Thomas Stidham, KU associate director of bands, was introduced to Foster in 1964, when he was a graduate assistant and Foster was a music professor at the University of Florida.

“I can’t say how much he’s meant to me and this (KU) program,” Stidham said. “I think where this program was  the successes he’s guided us through are sensational. The general overall leadership he had was a guiding light in all of this, and he has had a vision in where he wanted us to go.”

Measuring success

Foster said he has many fond memories from his three decades as director of bands, including five trips to football bowl games, a trip to the 1988 Final Four basketball tournament and tours to Japan, Amsterdam and London.

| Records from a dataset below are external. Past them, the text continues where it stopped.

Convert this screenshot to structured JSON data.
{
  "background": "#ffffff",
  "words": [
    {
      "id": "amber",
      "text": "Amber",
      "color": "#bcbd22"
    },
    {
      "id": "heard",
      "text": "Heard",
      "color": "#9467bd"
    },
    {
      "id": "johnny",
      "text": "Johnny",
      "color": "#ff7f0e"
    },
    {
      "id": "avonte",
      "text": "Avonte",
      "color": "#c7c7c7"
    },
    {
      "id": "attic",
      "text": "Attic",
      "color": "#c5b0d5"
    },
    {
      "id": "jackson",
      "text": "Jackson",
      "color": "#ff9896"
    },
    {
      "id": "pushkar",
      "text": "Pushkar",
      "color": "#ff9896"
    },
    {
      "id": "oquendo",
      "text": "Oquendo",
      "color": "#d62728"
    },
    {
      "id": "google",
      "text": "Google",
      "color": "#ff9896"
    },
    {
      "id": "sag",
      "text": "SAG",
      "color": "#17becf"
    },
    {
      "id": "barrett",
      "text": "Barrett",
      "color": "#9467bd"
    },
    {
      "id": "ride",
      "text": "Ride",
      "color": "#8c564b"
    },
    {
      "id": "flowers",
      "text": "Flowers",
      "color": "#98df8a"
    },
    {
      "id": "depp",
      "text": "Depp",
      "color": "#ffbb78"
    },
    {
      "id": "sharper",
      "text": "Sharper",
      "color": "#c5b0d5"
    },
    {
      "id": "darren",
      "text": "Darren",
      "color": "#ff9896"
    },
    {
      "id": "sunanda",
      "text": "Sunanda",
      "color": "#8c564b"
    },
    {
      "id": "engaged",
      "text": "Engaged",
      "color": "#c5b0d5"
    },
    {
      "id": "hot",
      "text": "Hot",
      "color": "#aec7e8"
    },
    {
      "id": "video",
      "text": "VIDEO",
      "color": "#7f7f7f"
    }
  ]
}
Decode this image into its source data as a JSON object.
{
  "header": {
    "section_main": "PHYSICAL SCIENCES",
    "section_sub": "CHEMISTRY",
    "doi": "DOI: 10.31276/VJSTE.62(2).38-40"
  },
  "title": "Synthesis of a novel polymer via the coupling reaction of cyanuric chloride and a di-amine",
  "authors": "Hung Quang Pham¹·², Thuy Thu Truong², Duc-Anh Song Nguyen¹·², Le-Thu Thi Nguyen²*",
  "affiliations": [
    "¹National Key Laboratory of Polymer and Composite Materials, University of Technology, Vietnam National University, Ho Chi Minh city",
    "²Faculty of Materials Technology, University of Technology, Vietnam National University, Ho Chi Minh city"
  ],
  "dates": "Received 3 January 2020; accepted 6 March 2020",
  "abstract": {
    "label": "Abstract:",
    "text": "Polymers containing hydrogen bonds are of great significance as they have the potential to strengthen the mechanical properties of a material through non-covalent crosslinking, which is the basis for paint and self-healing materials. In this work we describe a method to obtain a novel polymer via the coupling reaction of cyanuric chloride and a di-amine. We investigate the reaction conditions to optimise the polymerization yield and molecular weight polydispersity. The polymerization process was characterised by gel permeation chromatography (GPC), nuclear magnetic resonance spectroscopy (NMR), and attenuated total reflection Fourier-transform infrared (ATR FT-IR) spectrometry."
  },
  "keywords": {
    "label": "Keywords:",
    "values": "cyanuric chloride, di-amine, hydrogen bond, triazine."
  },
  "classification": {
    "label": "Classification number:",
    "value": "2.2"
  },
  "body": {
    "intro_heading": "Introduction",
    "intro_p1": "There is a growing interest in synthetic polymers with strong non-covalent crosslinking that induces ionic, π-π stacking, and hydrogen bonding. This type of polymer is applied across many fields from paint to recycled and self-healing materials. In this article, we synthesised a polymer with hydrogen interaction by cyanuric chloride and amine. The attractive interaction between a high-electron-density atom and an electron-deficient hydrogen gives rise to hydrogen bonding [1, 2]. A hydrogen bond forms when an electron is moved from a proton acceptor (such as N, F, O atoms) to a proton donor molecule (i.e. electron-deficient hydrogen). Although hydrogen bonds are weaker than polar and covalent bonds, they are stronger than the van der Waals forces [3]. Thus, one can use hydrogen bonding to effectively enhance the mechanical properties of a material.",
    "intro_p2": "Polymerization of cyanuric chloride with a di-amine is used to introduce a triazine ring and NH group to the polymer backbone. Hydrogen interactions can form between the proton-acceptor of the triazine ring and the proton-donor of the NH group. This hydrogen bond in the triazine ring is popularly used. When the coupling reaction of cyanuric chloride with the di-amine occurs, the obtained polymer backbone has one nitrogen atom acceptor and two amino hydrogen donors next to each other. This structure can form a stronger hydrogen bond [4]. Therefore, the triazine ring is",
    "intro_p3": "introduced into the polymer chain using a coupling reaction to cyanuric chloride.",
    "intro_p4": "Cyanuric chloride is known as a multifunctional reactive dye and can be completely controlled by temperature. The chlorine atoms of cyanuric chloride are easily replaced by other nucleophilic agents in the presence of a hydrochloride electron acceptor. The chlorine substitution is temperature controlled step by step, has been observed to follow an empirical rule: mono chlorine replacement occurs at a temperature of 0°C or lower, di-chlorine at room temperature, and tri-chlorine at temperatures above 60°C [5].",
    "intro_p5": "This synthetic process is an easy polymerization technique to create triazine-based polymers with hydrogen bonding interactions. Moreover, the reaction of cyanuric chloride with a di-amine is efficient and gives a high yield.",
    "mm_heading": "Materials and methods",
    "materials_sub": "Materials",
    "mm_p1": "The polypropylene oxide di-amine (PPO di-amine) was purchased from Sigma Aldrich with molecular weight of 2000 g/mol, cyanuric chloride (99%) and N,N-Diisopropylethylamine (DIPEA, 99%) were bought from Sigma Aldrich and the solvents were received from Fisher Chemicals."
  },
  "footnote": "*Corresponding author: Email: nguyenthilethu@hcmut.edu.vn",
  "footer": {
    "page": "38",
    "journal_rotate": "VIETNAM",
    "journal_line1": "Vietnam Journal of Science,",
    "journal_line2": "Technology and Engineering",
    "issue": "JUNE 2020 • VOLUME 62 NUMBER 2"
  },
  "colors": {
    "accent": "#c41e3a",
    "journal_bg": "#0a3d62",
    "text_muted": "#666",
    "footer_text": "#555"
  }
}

“We’ve had some great halftime shows,” he said, recalling when Baby Jay was hatched from a huge blue egg 30 years ago on the football field in Memorial Stadium. “And we’ve had some appearances with great artists.”

Over the years, KU students have performed with Allen Vizzutti, composer and trumpet player; Gary Foster, KU alumnus and woodwinds player; Armando Ghitalla, trumpet, the Boston Symphony; Joe Alessi, trombone, the New York Philharmonic; Barry Tuckwell, horn, the London Philharmonic; Knud Hovaldt, trumpet, the Royal Danish Philharmonic Orchestra; and conductors Sir Vivian Dunn, Frederick Fennell, Col. Arnald Gabriel, Col. John Bourgeois and Francis McBeth.

Foster said he understands the all-consuming commitment that KU basketball coach Roy Williams has for his program because he felt a similar dedication to the university’s band program.

“The commitment I’ve had to the KU bands is like being married,” he said. “It’s a matter of working on it seven days a week, from the time you wake up to the time you go to bed. You can’t function on the highest level without that kind of commitment.”

Like with his own father, Foster’s love of music has rubbed off on his children. Rob plays trumpet and is director of bands at Haskell Indian Nations University and Eudora High School. Randy, a senior at KU, is a mobile DJ and plays trumpet. Becky, who lives in St. Louis and works as a designer for an architecture company, plays the oboe.

“If anyone wants to measure the last 30 years,” Foster said, “I hope they measure the good things that happened.”